Implementing a Resource-Light and Low-Code Large Language Model System for Information Extraction from Mammography Reports: A Case Study
Listed in
This article is not in any list yet, why not save it to one of your lists.Abstract
Background
Large Language Models (LLMs) have been successfully used to extract structured data from free-text radiology reports. Most of current studies were conducted with private models accessed via Application Programming Interface (API). We aimed to evaluate the feasibility of using open-source LLMs, deployed on limited local hardware resources for extraction of structured information from free-text mammography reports, according to a Common Data Elements (CDE)-based framework.
Methods
Seventy-nine CDEs were defined by an interdisciplinary expert panel, reflecting real-world reporting practice.

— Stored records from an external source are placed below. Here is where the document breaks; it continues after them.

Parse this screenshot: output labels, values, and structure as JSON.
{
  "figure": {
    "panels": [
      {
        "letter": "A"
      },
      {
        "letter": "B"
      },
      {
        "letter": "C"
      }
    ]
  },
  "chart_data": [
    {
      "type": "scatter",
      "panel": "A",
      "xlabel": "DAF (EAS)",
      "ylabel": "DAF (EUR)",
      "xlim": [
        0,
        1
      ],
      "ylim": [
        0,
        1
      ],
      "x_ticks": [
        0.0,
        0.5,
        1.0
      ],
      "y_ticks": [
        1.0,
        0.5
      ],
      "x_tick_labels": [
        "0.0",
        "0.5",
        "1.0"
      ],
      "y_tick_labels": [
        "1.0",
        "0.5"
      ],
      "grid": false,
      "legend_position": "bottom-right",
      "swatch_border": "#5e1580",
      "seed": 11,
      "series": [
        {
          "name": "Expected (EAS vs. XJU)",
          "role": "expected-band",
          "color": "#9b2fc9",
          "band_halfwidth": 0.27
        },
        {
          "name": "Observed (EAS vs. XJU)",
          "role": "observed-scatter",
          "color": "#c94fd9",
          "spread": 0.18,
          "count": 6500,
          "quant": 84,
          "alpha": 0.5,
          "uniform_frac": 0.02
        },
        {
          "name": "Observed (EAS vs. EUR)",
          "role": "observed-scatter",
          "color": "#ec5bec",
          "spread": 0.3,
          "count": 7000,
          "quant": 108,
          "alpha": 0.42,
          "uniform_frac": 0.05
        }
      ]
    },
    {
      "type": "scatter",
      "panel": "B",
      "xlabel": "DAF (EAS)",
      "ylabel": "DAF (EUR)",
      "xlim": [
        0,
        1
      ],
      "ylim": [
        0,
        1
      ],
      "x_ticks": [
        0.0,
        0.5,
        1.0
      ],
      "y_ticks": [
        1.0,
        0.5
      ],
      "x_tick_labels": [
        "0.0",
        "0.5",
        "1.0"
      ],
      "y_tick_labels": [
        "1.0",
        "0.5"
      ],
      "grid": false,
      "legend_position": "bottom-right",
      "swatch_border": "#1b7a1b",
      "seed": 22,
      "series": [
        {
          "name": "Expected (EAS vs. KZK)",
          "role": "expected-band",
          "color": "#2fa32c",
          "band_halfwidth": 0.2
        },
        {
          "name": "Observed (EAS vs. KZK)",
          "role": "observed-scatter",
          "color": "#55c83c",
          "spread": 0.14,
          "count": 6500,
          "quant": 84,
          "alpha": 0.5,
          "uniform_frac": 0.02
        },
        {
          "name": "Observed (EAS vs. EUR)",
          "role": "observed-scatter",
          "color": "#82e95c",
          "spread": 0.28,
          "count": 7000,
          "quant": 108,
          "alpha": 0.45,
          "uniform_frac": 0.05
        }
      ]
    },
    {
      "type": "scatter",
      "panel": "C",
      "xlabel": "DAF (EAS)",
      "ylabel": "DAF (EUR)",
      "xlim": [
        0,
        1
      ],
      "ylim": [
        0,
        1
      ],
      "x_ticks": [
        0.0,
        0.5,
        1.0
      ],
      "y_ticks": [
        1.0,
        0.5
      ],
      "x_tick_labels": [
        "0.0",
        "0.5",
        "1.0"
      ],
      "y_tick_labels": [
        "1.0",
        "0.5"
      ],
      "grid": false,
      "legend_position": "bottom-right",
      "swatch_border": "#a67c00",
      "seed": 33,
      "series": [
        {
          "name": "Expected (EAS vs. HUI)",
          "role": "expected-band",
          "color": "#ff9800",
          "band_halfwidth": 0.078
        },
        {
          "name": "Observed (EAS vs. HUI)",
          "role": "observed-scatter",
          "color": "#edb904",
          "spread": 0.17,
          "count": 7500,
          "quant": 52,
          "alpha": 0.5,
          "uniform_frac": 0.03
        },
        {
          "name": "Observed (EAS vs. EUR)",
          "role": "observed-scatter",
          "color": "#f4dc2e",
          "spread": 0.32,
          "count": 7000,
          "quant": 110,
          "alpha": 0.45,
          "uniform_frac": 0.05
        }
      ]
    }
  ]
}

Sixty-one reports were classified by two independent researchers with 1533 classifications assigned to establish ground truth. Five different open-source LLMs deployable on a single GPU were used for data extraction using the general-classifier Python package. Extractions were performed for two different prompt approaches with classification metrics calculated overall and on subgroups. Additional analyses were conducted using thresholds for the relative probability of classifications.
Results
High inter-rater agreement was observed between manual classifiers (Cohen’s Kappa 0.83). Using default prompts, the LLMs achieved accuracies of 59.23–72.86%. Adapting prompts to better explain classification tasks improved performance for all models, with accuracies of 64.71–85.32%. Setting certainty thresholds further improved accuracies to >90% but reduced the coverage rate to <50%.
Conclusion
Locally deployed open-source LLMs can effectively extract information from mammography reports with good accuracy, addressing data privacy concerns while maintaining compatibility with limited computational resources. Prompt engineering substantially increases performance, highlighting the importance of optimization in clinical applications. Using a CDE-based framework provides clear semantics and structure, facilitating interoperability and consistent data extraction.